The engine starts on the fourth blade. When you advance the throttle to taxi away from the parking spot, the airplane won't budge. There's no use denying it — the nosewheel is still chocked.

Despite departing 25 minutes late, the flight unfolds without a hitch — until you discover that your buddy forgot to bring one of the needed en route charts. Thank goodness for clear weather and GPS navigation. Then, despite having three separate sources of electronic navigation, you find that you've wandered off course. Your buddy is handling the communications, and for some reason you're missing the controllers' calls to your N number. By the time you land at the destination airport, you've acquired a vague feeling that the flight was slightly discombobulated. Nothing was dramatically out of kilter, but it just didn't go all that smoothly.

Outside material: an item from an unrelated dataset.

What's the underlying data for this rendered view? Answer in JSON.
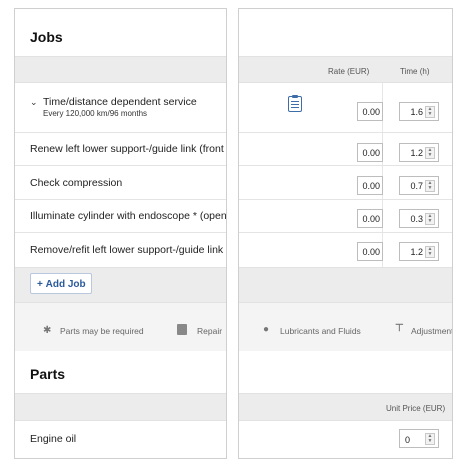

The return flight was a repeat of the outbound leg: small mistakes in the cockpit that, although not dangerous, added up to a disconcerting day in the air. Back at home base you don't talk about it with your friend, but you know he's aware that the flight was not a shining example of peak pilot performance. At least he has to share the blame because he shared the cockpit duties.

And that is the problem. It's a curious fact of general aviation life that two pilots flying in a light airplane together can perform worse than one flying alone. This flies in the face of the proven and accepted concept of cockpit resource management. CRM is SOP in airline and many corporate flight operations. It took a long time and many pilot-error accidents for the airlines, which have had minimum two-person cockpits virtually from the beginning, to formally recognize that sharing the responsibility for the safe conduct of a flight works better than investing all of the authority in an autocratic captain. Skeptics need only examine the Hawaiian Airlines Boeing 737 pop-top incident and the United DC-10 accident in Sioux City to realize that superb crew coordination prevented total loss of the aircraft and all aboard. Corporate operators and the training organizations that cater to them have followed the airlines' CRM lead. Corporate aviation safety statistics verify the wisdom of writing CRM into the flight operations manual.

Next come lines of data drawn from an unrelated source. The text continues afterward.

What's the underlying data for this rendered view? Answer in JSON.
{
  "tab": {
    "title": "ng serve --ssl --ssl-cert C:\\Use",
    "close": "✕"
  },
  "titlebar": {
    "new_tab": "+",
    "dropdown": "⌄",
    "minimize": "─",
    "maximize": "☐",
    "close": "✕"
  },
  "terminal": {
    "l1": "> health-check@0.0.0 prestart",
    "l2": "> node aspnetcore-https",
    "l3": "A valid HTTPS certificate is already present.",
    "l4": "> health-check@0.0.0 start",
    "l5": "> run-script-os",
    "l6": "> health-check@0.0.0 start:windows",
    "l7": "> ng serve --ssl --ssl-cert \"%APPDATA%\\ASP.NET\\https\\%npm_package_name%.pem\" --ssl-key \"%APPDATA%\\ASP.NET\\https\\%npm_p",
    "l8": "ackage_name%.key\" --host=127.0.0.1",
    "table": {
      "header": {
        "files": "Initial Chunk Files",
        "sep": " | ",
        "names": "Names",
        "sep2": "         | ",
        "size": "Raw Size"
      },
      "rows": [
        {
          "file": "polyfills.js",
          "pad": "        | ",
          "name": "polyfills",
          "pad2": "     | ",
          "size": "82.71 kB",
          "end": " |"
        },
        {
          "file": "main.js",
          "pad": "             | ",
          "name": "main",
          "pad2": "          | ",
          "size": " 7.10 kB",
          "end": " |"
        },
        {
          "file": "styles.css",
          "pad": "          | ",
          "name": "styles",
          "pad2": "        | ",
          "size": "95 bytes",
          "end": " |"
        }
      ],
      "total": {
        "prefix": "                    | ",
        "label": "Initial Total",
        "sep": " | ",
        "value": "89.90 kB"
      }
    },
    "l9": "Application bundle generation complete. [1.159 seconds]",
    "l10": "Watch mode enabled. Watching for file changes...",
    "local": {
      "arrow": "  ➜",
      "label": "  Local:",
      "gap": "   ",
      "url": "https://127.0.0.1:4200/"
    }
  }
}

So why doesn't it work very well in the cockpits of light airplanes? Why do two pilot- friends who fly together often make silly mistakes that probably neither pilot would make on his or her own? I think it's because of the spontaneous nature of the pairing. Airline and professional corporate crews are specifically trained in formal CRM procedures. The same people fly together often, especially in a corporate flight department. They get to know each other's personality, habits, strong points, and foibles. Flying is their profession, and they bring a professional's dispassionate attitude into the cockpit. A final point is that airline and corporate cockpits are configured for two pilots: two sets of flight instruments, two sets of radios.

We light-airplane pilots operate under a different set of circumstances. We carry an enthusiast's attitude into our single-pilot cockpits. We may have more fun flying, but we also may be less agreeable to truly sharing the fun. We do not receive formal CRM training, so whatever duties two pilots agree to share are decided on the spot. Since we usually fly as a crew of one, when there are two of us we don't know much about how the other flies. Personalities come into play. Picture the jockeying for captain's status when two aggressives rub shoulders in a small cockpit.

Finally, no matter how hard you fight it, there is a subtle relaxation of concentration when responsibility is shared. When flying alone, even with passengers aboard and talking, I rarely miss a controller's hand-off call. But put a pilot beside me and chances are I'll be embarrassed by an ATC type annoyed at being ignored. For lack of CRM, I must resort to CYA.